Эта речь произвела настолько сильное впечатление, что долгое время все хранили молчание. Недаром Фареуа был вождем! Сам Мато был поражен правдивостью его слов. Родился в лодке! Разве не значило это, что бог отметил Матаоа, предопределил, что он станет великим ныряльщиком, самым великим ныряльщиком, какого когда-либо видели на Туамоту? А разве на следующий день этот знак божественного провидения не был подтвержден тем, что вопреки своим привычкам неподвижная мара, совсем потерявшая осторожность, появилась в двух саженях от поверхности!
Поднялся другой оратор, ныряльщик с Апатаки, затем еще один, и, наконец, взял слово Моссиу, отец Мато и дед Матаоа.
Моссиу уважали за религиозность и глубокое знание Библии. Тело его уже начало дряхлеть, но лицо, по-прежнему мужественное, всегда было озарено улыбкой, доброй и благожелательной. Выражение всеобъемлющей любви сияло в его глазах.
Все выступавшие до сих пор ораторы соревновались в красноречии и старались перещеголять друг друга силой голоса. Моссиу говорил тихо, и именно благодаря этому мысль его казалась более ясной, а слова более точными. Он напомнил о происхождении атолла Арутаки и прославил красоту моря за коралловым поясом, на котором растут кокосовые пальмы, а также лагуны, изобилующей рыбой.
Моссиу уже стар, но никогда не устанет он восхищаться чудом жизни, порожденной любовью. Поистине каждый мужчина и каждая женщина должны испытывать, 16 как и он, радость пребывания в этом мире, покоя и счастья среди своих собратьев. Благословенны все дни и годы на этой земле, но у каждого есть особо счастливые моменты, как те, что пережили его сын Мато, его невестка Техина, а также Тао и он сам, Моссиу, когда Матаоа появился на свет. Пусть все здесь разделят их радость!

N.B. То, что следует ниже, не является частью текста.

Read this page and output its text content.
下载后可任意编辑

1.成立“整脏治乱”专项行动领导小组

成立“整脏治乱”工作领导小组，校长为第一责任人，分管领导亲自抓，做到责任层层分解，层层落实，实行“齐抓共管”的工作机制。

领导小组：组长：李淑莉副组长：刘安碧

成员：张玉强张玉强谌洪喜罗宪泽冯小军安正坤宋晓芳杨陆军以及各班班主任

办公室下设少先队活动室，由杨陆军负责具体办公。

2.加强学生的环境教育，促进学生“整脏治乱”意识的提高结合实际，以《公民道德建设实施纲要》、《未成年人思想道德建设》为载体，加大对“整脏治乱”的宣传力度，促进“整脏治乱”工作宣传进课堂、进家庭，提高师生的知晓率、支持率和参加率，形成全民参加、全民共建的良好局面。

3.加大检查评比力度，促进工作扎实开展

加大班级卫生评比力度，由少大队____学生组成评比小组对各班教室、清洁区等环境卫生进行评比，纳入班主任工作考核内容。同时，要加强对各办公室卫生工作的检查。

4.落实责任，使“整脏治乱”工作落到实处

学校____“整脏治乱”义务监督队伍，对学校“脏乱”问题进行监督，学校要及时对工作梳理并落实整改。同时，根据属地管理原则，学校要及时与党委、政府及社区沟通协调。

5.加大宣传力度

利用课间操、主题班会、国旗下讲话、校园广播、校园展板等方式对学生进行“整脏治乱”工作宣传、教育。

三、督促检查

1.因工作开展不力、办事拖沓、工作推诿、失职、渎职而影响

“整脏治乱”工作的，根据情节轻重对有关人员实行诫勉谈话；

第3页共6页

— Этим счастьем мы обязаны богу, только ему, — продолжал Моссиу. — Мы обязаны ему всем, так как без него мы не имели бы ничего и были бы ничем. Он создал жизнь, которую мы передаем через любовь, и продолжает давать жизнь всему, что нас окружает, — всем животным и растениям. Ребенок, только что родившийся, сосет молоко из груди матери, а потом будет питаться плодами хлебного дерева, кокосовыми орехами, мясом рыб, черепах, птиц, поросят… Еще позже он найдет все необходимое для постройки своего дома, а то, что ему не хватает, сможет приобрести, добывая перламутровые раковины со дна лагуны. Никогда не должен он забывать, что этими дарами обязан богу, в особенности тогда, когда в свою очередь передаст жизнь, которую передали ему.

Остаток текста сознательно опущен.